Ensayo de coinvasión de esferoides macrófagos y tumores

Aquí, presentamos un protocolo para investigar la interacción de macrófagos primarios derivados de monocitos humanos con un esferoide tumoral en una matriz tridimensional (3D) de colágeno I, con la posibilidad de comparar el impacto de las propiedades solubles y físicas del microambiente en la invasión celular.

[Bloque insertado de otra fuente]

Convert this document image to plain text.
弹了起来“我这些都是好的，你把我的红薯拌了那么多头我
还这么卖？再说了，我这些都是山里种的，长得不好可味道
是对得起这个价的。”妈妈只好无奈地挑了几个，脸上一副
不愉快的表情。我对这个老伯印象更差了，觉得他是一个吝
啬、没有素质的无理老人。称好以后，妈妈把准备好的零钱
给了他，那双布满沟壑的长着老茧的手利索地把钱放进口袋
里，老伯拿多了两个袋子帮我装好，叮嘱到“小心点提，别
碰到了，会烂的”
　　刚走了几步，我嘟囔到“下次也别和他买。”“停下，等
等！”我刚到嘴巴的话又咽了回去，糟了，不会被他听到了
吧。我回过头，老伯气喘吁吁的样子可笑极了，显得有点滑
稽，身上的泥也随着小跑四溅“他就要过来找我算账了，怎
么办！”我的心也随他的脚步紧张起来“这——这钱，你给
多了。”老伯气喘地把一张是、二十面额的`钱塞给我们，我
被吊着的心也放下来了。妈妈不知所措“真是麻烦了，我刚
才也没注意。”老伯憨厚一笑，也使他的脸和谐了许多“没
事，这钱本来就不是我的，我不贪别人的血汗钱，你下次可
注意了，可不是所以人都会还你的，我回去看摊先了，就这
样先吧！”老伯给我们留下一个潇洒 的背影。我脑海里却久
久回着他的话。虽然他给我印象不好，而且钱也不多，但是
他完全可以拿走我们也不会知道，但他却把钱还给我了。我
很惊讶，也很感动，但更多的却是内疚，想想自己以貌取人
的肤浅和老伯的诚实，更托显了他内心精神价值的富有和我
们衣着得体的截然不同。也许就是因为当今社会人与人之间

La interacción de las células inmunitarias y cancerosas y su respectivo impacto en la metástasis representa un aspecto importante de la investigación del cáncer. Hasta el momento, solo se dispone de unos pocos protocolos que permiten una aproximación in vitro de la situación in vivo . Aquí, presentamos un enfoque novedoso para observar el impacto de los macrófagos humanos en la invasividad de las células cancerosas, utilizando esferoides tumorales de células de carcinoma de pulmón de células no pequeñas H1299 incrustadas en una matriz tridimensional (3D) de colágeno I. Con esta configuración de cocultivo, probamos el impacto de la depleción de los factores reguladores en los macrófagos basada en ARN interferente pequeño (siRNA) en la invasión 3D de las células cancerosas desde el esferoide tumoral en comparación con los controles. Este método permite determinar diferentes parámetros, como el área esferoide o el número de células cancerosas invasoras, y así, detectar diferencias en la invasión de células cancerosas. En este artículo, presentamos la configuración respectiva, discutimos el análisis posterior, así como las ventajas y posibles trampas de este método.

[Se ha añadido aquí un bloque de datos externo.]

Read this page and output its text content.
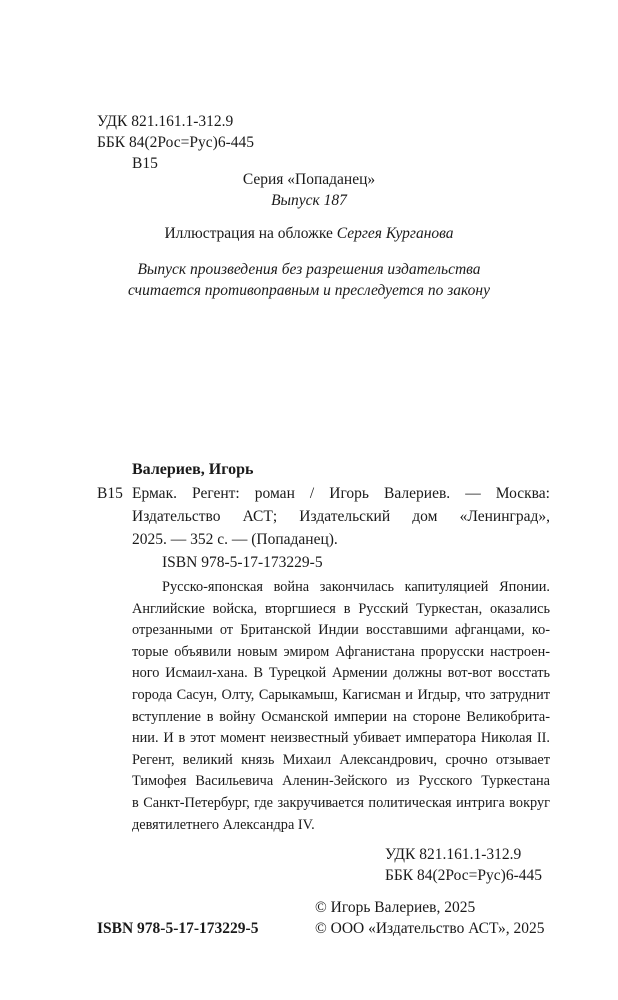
УДК 821.161.1-312.9
ББК 84(2Рос=Рус)6-445
В15
Серия «Попаданец»
Выпуск 187
Иллюстрация на обложке Сергея Курганова
Выпуск произведения без разрешения издательства
считается противоправным и преследуется по закону
Валериев, Игорь
В15 Ермак. Регент: роман / Игорь Валериев. — Москва:
Издательство АСТ; Издательский дом «Ленинград»,
2025. — 352 с. — (Попаданец).
ISBN 978-5-17-173229-5
Русско-японская война закончилась капитуляцией Японии.
Английские войска, вторгшиеся в Русский Туркестан, оказались
отрезанными от Британской Индии восставшими афганцами, ко-
торые объявили новым эмиром Афганистана прорусски настроен-
ного Исмаил-хана. В Турецкой Армении должны вот-вот восстать
города Сасун, Олту, Сарыкамыш, Кагисман и Игдыр, что затруднит
вступление в войну Османской империи на стороне Великобрита-
нии. И в этот момент неизвестный убивает императора Николая II.
Регент, великий князь Михаил Александрович, срочно отзывает
Тимофея Васильевича Аленин-Зейского из Русского Туркестана
в Санкт-Петербург, где закручивается политическая интрига вокруг
девятилетнего Александра IV.
УДК 821.161.1-312.9
ББК 84(2Рос=Рус)6-445
© Игорь Валериев, 2025
ISBN 978-5-17-173229-5	© ООО «Издательство АСТ», 2025
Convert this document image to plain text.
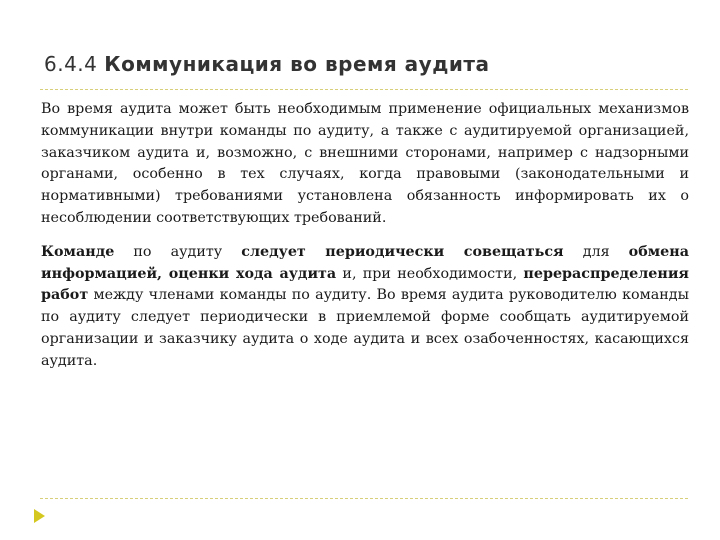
6.4.4 Коммуникация во время аудита

Во время аудита может быть необходимым применение официальных механизмов коммуникации внутри команды по аудиту, а также с аудитируемой организацией, заказчиком аудита и, возможно, с внешними сторонами, например с надзорными органами, особенно в тех случаях, когда правовыми (законодательными и нормативными) требованиями установлена обязанность информировать их о несоблюдении соответствующих требований.

Команде по аудиту следует периодически совещаться для обмена информацией, оценки хода аудита и, при необходимости, перераспределения работ между членами команды по аудиту. Во время аудита руководителю команды по аудиту следует периодически в приемлемой форме сообщать аудитируемой организации и заказчику аудита о ходе аудита и всех озабоченностях, касающихся аудита.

Los macrófagos son una parte importante del sistema inmunitario innato y representan la primera línea de defensa en muchas condiciones patológicas, como las infecciones o la eliminación de restos celulares después^{de lesiones.} Durante las últimas décadas, el impacto de las células inmunitarias en la progresión del cáncer ha sido un aspecto de muchos estudios. En este sentido, se ha demostrado que los macrófagos pueden facilitar la metástasis al asociarse con tumores primarios y convertirse en macrófagos asociados al tumor (TAM)². Los macrófagos pueden cambiar su perfil de expresión cuando se exponen a las células cancerosas, favoreciendo el escape de metástasis del sistema inmune³. Además, se ha demostrado que las células cancerosas pueden utilizar defectos en la matriz extracelular (MEC) generados por los macrófagos para escapar del tumor primario y que su comportamiento también es manipulado por la absorción de factores secretados, incluyendo vesículas extracelulares (VE)^4,5. Esta interacción de aspectos físicos y químicos requiere el desarrollo de nuevos métodos para caracterizar el impacto de las células inmunitarias en la propagación tumoral y el microambiente circundante.

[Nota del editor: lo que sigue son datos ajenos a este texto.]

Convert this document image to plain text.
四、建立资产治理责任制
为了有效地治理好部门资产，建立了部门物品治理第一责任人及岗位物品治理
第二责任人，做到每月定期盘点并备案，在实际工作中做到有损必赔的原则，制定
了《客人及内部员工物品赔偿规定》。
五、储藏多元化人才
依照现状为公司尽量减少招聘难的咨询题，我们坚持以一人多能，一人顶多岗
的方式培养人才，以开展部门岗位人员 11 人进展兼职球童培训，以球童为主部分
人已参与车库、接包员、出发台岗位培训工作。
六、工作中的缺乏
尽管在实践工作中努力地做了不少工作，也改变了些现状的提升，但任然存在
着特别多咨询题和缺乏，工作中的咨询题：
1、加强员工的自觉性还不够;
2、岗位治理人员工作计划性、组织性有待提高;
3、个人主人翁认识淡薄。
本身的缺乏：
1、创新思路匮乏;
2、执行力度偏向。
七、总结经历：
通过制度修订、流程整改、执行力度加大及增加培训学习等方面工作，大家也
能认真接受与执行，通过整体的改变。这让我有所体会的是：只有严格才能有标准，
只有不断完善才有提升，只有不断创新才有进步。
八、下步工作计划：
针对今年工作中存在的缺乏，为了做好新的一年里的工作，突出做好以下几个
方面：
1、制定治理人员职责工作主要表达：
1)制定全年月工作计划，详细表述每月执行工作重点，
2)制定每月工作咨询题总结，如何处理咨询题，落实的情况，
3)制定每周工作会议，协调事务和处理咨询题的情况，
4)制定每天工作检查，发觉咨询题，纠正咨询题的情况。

Se han desarrollado diferentes enfoques para estudiar el comportamiento de las células inmunitarias en el contexto de la metástasis in vivo⁶. Sin embargo, como para todos los experimentos, incluidos los animales, se necesita una licencia para la experimentación con animales y un animalario; Estos enfoques ya exigen mucho desarrollo y preparación. Además, el análisis suele ser complicado, especialmente en lo que respecta a la obtención de imágenes de células vivas, ya que no todas las muestras son accesibles para la mayoría de las configuraciones microscópicas. El desarrollo de nuevos métodos para probar hipótesis primero en condiciones in vitro calificadas también es necesario y oportuno, ya que la ciencia y la sociedad apuntan a la investigación sin animales para reducir el número de animales sacrificados.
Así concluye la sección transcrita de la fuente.